Le moyen tiré de la violation du principe d’égalité a rencontré plus de succès. Sur la base de ce principe, le Conseil d’Etat a partiellement annulé les annexes 1 et 2 de l’arrêté du 12 janvier 2010:

  • l’annexe 1 en tant qu’elle prévoit un tarif privilégié pour les installations bénéficiant de la prime d’intégration au bâti situées sur un bâtiment à usage principal d’habitation, d’enseignement ou de santé (58 c€/kWh au lieu de 50 c€ pour les autres, cf. point 2 de l’annexe 1);
  • l’annexe 2 en tant qu’elle prévoit que par exception, peuvent bénéficier de la prime d’intégration au bâti les bâtiments à usage principal d’habitation achevés depuis plus de deux ans (point 1.1).

De façon symétrique, il a également partiellement annulé l’arrêté du 16 mars 2010 :

  • son article 2, en tant qu’il renvoie aux conditions d’achat de l’arrêté du 12 janvier 2010 ainsi censuré;
  • son article 4 en tant qu’il réitère l’exception au profits des bâtiments à usage principal d’habitation.

Quelles sont les conséquences de l’arrêt?

Au final, l’arrêt n’est pas particulièrement favorable à la filière dans la mesure où il aligne par le bas certains tarifs privilégiés (pour les installations en toiture des bâtiments à usage d’habitation, d’enseignement ou de santé) et menace la pérennité des contrats susvisés déjà signés ou en passe de l’être (hors appel d’offres).

  • Sur les contrats signés

Bien qu’il eut pu le faire pour des motifs d’intérêt général, le Conseil d’Etat a décidé de ne pas moduler dans le temps les effets de sa décision. L’annulation ayant par définition un effet rétroactif, les contrats d’achat déjà signés perdent leur base légale pour ce qui concerne le tarif. De ce fait, ils pourraient être attaqués par EDF et annulés par le juge administratif pour ce qui concerne le tarif d’achat, clause a priori divisible du reste du contrat. Mais il peu probable que l’acheteur désigné par la loi s’engage dans cette voie périlleuse.

  • Sur le dernier arrêté tarifaire du 4 mars 2011

De même que les arrêtés annulés, l’arrêté tarifaire du 4 mars 2011 prévoit des tarifs légèrement plus élevés pour les bâtiments à usage principal d’habitation, d’enseignement et de santé (cf. annexe 1).  On sait désormais que ces tarifs privilégiés sont contraires au principe d’égalité. Cela fragilise l’arrêté et pourrait ouvrir un nouvel épisode judiciaire.

Par souci de stabilité juridique, il serait de bon aloi que le (futur) Gouvernement prenne acte de l’arrêt du Conseil d’Etat en modifiant rapidement les nouveaux tarifs d’achat.

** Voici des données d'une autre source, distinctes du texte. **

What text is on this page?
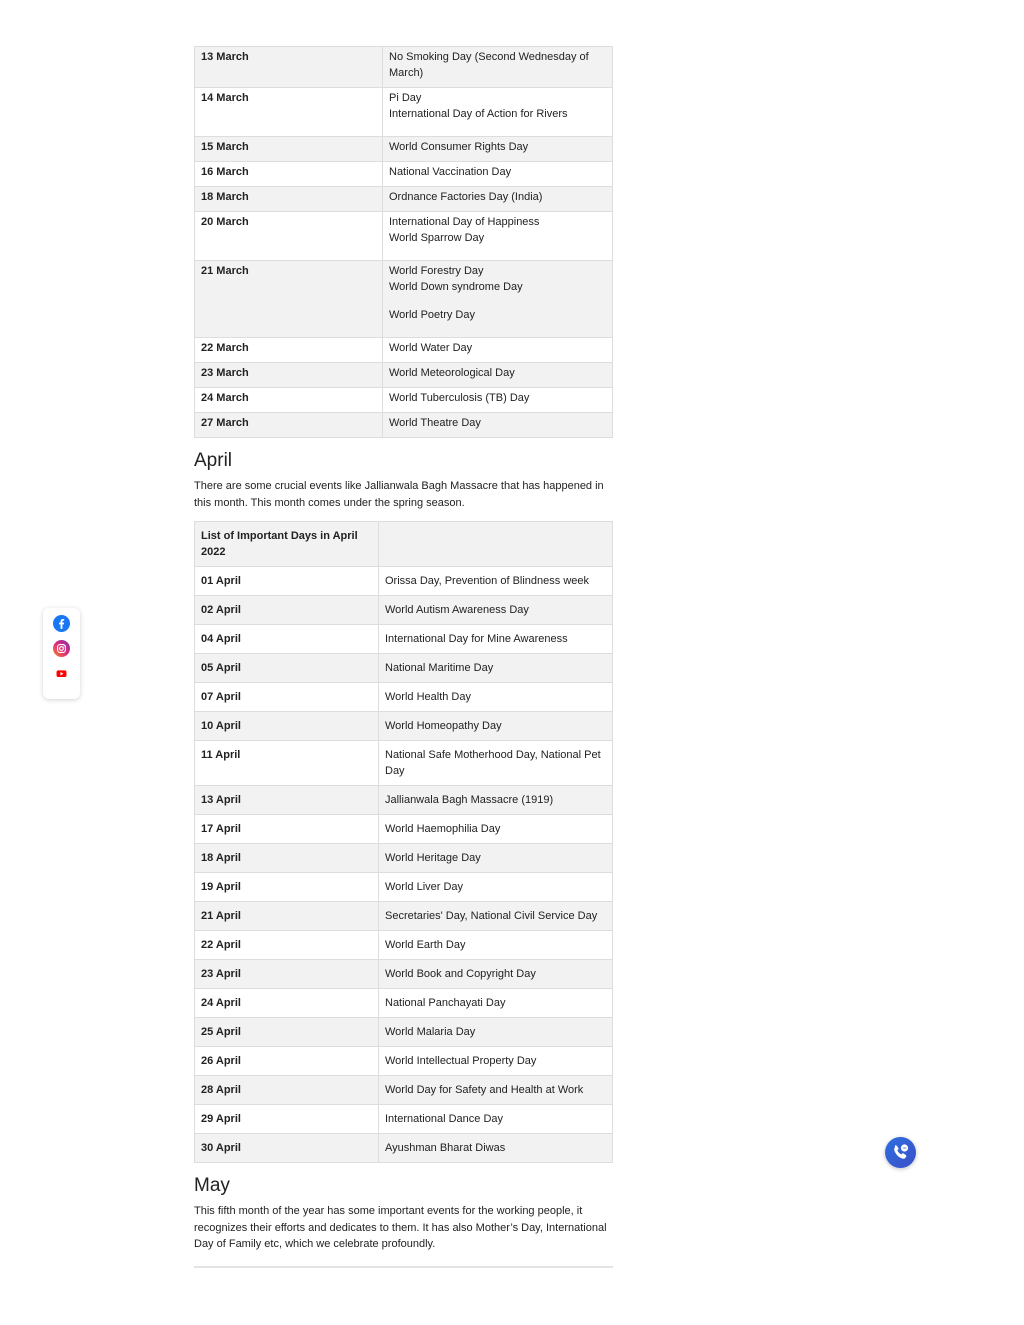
13 March	No Smoking Day (Second Wednesday of March)

14 March	Pi Day
International Day of Action for Rivers

15 March	World Consumer Rights Day

16 March	National Vaccination Day

18 March	Ordnance Factories Day (India)

20 March	International Day of Happiness
World Sparrow Day

21 March	World Forestry Day
World Down syndrome Day
World Poetry Day

22 March	World Water Day

23 March	World Meteorological Day

24 March	World Tuberculosis (TB) Day

27 March	World Theatre Day
April

There are some crucial events like Jallianwala Bagh Massacre that has happened in this month. This month comes under the spring season.

List of Important Days in April 2022	
01 April	Orissa Day, Prevention of Blindness week
02 April	World Autism Awareness Day
04 April	International Day for Mine Awareness
05 April	National Maritime Day
07 April	World Health Day
10 April	World Homeopathy Day
11 April	National Safe Motherhood Day, National Pet Day
13 April	Jallianwala Bagh Massacre (1919)
17 April	World Haemophilia Day
18 April	World Heritage Day
19 April	World Liver Day
21 April	Secretaries' Day, National Civil Service Day
22 April	World Earth Day
23 April	World Book and Copyright Day
24 April	National Panchayati Day
25 April	World Malaria Day
26 April	World Intellectual Property Day
28 April	World Day for Safety and Health at Work
29 April	International Dance Day
30 April	Ayushman Bharat Diwas
May

This fifth month of the year has some important events for the working people, it recognizes their efforts and dedicates to them. It has also Mother’s Day, International Day of Family etc, which we celebrate profoundly.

Pour l’heure, s’agissant des projets au tarif privilégiés, le risque juridique est fort.

Outre les éléments ayant conduit à l’annulation partielle, l’arrêté du Conseil d’Etat est riche d’enseignements sur les modalités de détermination des tarifs et les obligations du gestionnaire du réseau de distribution, dont les obligations en termes de traitement des demandes de raccordement sont précisées.